Серега натягивает штаны. Сейчас он наберет корзину свежей рыбы для утренней ухи, нарубит костей для бульона, включит титан и поставит воду для компота. Пока закипает вода, он потрошит рыбу и старательно моет овощи.

Можно быть спокойным: печальная участь Френсиса Дрейка, скончавшегося от дизентерии, нас минует. В семь приходит повар и посылает Зуева в кладовую за продуктами. Работа на камбузе идет полным ходом: стучат ножи, гремят кастрюли, над плитой поднимается пар. Серега торопливо подметает камбуз. Сейчас здесь появится доктор.

После завтрака у Сереги часа полтора свободного времени. Потом надо готовить рыбу для вечерней ухи, опять бежать за продуктами, чистить картошку.

Серега с шеф-поваром Федюковым сидят перед ящиком с картошкой, в руках у них ножи.

— Мясо для филе не отбивать, — вещает Федюков. — К нему острый соус. И подать, подать… В этом вся штука.

Серега застывает с картофелиной в руке, ждет рецептов. Но Федюков задумывается, глаза его подергиваются туманной поволокой. Он вспоминает:

— Посуда у нас на линкоре была высший класс. Помню блюдо мейсенского фарфору: по краю золотишко, барышни там, пастушки с дудочками. И марка — синие мечи… Ну вот, уложил филейчик, а вокруг него картофель соломкой, свежие помидоры, брюссельскую капусту, спаржу…

Федюков берет картофелину, с тоской глядит на нее и бросает в ящик.

— Бризоль, — говорит он, подняв палец. — Бризоль из курицы по-одесски.

Серега глотает слюну.

— Белый египетский перец, — говорит Федюков.

— Белый! — как эхо повторяет Серега.

Федюков делал свой последний рейс и уходил на пенсию.
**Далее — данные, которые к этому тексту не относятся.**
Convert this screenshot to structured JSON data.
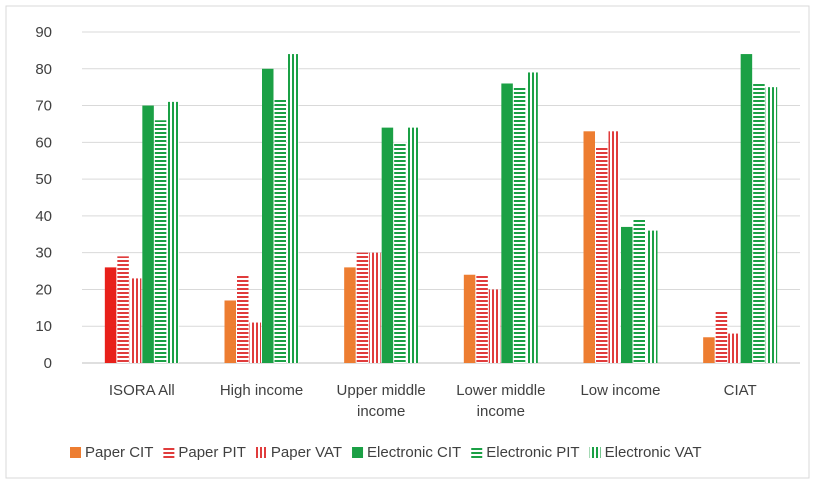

Глядя на него, я начинал сомневаться в статистике, согласно которой самая высокая профессиональная смертность якобы наблюдается среди поваров, а уж потом идут журналисты, кинорежиссеры, альпинисты и т. д.
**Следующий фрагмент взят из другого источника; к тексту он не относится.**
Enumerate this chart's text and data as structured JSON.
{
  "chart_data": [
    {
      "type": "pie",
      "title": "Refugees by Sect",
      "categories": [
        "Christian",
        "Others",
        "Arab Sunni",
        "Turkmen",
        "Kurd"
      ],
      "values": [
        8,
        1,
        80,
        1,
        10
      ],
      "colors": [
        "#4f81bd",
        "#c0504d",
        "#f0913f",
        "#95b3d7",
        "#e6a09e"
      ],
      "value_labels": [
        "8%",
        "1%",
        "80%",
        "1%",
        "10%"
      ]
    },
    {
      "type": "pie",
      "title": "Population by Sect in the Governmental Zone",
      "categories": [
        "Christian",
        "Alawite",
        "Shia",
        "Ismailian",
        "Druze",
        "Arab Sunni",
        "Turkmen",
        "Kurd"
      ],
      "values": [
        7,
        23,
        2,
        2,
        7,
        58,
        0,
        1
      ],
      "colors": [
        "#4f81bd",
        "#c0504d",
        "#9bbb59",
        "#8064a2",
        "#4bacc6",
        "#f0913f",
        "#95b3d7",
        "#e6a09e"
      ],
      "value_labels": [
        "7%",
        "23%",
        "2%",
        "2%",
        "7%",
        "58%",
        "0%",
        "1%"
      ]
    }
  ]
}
Наш кандидат в пенсионеры находился в расцвете сил и выглядел соответственно — гладкое чистое лицо, тугие щеки, яркие, презрительно оттопыренные губы. Да вот и зубы как будто все целы. Плавать бы да плавать. Но Федюков не уставал повторять, что ноги его больше не будет в тралфлоте, клял «этот чертов пароход», «эту чертову кухню» и бестолочь-помощников. Хотя «клял» — не то слово. Он лениво цедил слова, прикрыв тяжелые веки, а когда поднимал их, то вид у него всегда был удивленный, точно он хотел обнаружить вокруг себя толпу восхищенных слушателей и не обнаруживал. Когда-то Федюков служил на линкоре, готовил адмиралу и даже участвовал в одной (тут он переходил на шепот) «весьма серьезной полярной экспедиции». Нам он давал понять, что снисходит до нас единственно по необходимости.